Hyman, 40, currently serves as Vice President for Operations Strategy and Business Intelligence at ComEd, where she is responsible for developing and implementing strategies that sustain long-term efficiency and productivity for the company.
Chico, 53, has served in many public roles over the past 25 years, including as President of the Chicago Park District Board of Commissioners since 2007 and has practiced law in the areas of real estate, government regulation and business counseling.
“I have chosen Cheryl and Gery because I believe they will bring fresh eyes to the City Colleges,” Daley said in a City Hall news conference.
“The mission of Chicago's City Colleges must be updated to meet the economic challenges of today and tomorrow. Now is the time to bring the same urgency to reinventing Chicago's City Colleges as we have brought to turning around Chicago's public schools for over fifteen years,” he said.
Daley said that during these tough economic times, the focus must remain on turning around the economy so that people can return to work and Chicago can better compete in the global economy for the jobs of the future.
“To do that we must continue to build a public education system that graduates students with the skills and education they need to succeed in life. If our entire education system does not produce that workforce, we can’t compete. And, we'll never establish a solid middle class, which is the key to our city's future. It is as simple as that,” the Mayor said.
He pointed out that since he accepted responsibility for Chicago’s Public Schools 15 years ago, students have made steady progress -- from improving test scores to greater numbers of them going on to college.
“But, providing the skills that our students need through our public schools is only the first step. We can't stop there. We must also reinvent our City Colleges to make sure that they are providing our students with far more sophisticated job training, as well as higher education,” he said.
Daley said the annual budget for City Colleges is almost $500 million and that the system spends almost $89 million of the taxpayers’ money each year on workforce programs alone.
He said he has told Hyman and Chico to review the entire funding and curriculum structure of the City Colleges system so that it is better educating students and better training them for tomorrow's jobs.
“As we're doing throughout government, we must challenge our City Colleges -- their leaders, their faculty and their administrators -- to rethink its role,” he said.
Daley said both Hyman and Chico are experienced managers who know that the primary task of government is to do the best possible job in the most cost-efficient way.
He said they have excelled at the critical job of building partnerships both with businesses and the community-at-large, without which City Colleges can’t succeed.
Hyman is a West Side native who dropped out of Orr High School only to return, graduate and enroll in and graduate from Olive-Harvey College of the City Colleges system.
“Cheryl brings a love for Chicago and a passion for the City Colleges system to this new job,” Daley said. I have told her that City Colleges needs to build many paths for getting students to jobs that pay good wages. Not all require 4-year degrees, but all require more than just a high school diploma,” he said.

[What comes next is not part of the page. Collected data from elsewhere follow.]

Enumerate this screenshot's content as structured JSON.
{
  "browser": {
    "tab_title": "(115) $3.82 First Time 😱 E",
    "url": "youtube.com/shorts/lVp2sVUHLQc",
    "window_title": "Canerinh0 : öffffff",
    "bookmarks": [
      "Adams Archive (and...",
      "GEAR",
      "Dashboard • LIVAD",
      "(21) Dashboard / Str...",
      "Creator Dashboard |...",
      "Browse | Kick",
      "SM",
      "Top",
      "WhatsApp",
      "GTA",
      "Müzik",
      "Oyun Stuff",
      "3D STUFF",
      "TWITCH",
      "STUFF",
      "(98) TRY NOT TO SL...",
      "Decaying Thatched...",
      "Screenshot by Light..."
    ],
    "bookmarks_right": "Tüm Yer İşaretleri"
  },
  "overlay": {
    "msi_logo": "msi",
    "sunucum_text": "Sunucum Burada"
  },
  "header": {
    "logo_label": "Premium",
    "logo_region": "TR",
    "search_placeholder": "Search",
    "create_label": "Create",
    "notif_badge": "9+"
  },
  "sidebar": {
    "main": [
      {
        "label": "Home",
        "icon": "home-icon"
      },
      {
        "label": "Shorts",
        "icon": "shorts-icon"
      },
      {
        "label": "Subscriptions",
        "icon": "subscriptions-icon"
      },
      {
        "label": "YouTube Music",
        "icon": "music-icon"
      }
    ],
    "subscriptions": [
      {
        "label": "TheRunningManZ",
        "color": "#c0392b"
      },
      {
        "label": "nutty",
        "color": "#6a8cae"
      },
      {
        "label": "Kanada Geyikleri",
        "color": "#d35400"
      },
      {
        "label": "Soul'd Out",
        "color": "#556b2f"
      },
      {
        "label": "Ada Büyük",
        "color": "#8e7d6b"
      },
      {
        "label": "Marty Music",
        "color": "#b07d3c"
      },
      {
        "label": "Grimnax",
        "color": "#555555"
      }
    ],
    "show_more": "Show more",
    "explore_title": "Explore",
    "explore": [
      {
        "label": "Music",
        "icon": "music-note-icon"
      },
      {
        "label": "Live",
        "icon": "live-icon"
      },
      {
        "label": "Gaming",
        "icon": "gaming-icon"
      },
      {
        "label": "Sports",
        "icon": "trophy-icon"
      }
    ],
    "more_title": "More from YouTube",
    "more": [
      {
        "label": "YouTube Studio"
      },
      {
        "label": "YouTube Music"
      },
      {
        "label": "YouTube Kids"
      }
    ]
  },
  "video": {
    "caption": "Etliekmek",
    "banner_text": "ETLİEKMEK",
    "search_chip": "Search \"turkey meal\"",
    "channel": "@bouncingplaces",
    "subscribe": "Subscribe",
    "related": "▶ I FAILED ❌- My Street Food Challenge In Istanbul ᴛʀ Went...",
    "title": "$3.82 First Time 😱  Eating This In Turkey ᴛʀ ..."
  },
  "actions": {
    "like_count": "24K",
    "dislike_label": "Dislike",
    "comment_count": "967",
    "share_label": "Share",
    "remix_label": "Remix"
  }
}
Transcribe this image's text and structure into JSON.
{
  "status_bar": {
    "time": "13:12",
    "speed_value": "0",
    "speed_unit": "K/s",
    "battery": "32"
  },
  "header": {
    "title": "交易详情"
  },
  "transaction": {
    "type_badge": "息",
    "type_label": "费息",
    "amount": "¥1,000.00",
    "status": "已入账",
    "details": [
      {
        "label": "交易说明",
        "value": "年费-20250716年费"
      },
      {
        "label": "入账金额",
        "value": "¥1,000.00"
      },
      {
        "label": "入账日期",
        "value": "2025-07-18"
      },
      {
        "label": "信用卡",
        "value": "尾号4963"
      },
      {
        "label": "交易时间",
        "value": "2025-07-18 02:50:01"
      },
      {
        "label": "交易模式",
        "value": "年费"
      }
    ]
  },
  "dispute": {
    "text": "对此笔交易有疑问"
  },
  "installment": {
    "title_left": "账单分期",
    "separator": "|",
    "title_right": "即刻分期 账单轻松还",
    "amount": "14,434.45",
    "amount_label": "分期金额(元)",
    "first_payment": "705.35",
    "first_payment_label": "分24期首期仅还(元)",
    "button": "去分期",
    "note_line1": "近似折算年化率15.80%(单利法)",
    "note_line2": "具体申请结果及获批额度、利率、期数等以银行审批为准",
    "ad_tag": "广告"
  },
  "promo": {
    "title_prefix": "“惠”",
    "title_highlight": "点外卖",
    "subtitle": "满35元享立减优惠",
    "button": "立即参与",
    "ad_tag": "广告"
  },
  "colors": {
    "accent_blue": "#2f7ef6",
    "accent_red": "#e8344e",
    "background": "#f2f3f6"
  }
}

The Mayor said he has called on Chico many times in the past to bring his skills to some big challenges – especially the re-invention of the Chicago Public Schools. Chicago also served as Daley’s Chief of Staff from 1992 to 1995.
“I know he and Cheryl are capable of transforming this institution and that is what I have asked them to do,” Daley said.
The Mayor said the importance of educating and training our workforce can’t be overstated at a time when the economy is undergoing a huge transformation.
He said City College’s 110,000 students are part of the population of Chicago that can benefit most from economic advancement. On average, they are:
Only about 20 percent complete a program or transfer to and graduate from a 4-year college and those who do take an average of six years to do it.
“We must do better for these Chicagoans. Because when City Colleges does better for them, it does better for every resident of this City,” Daley said.
The mayor thanked outgoing City Colleges Board Chair James Tyree and former Chancellor Wayne Watson for their years of service.
Chico’s appointment to the Board must be approved by the City Council.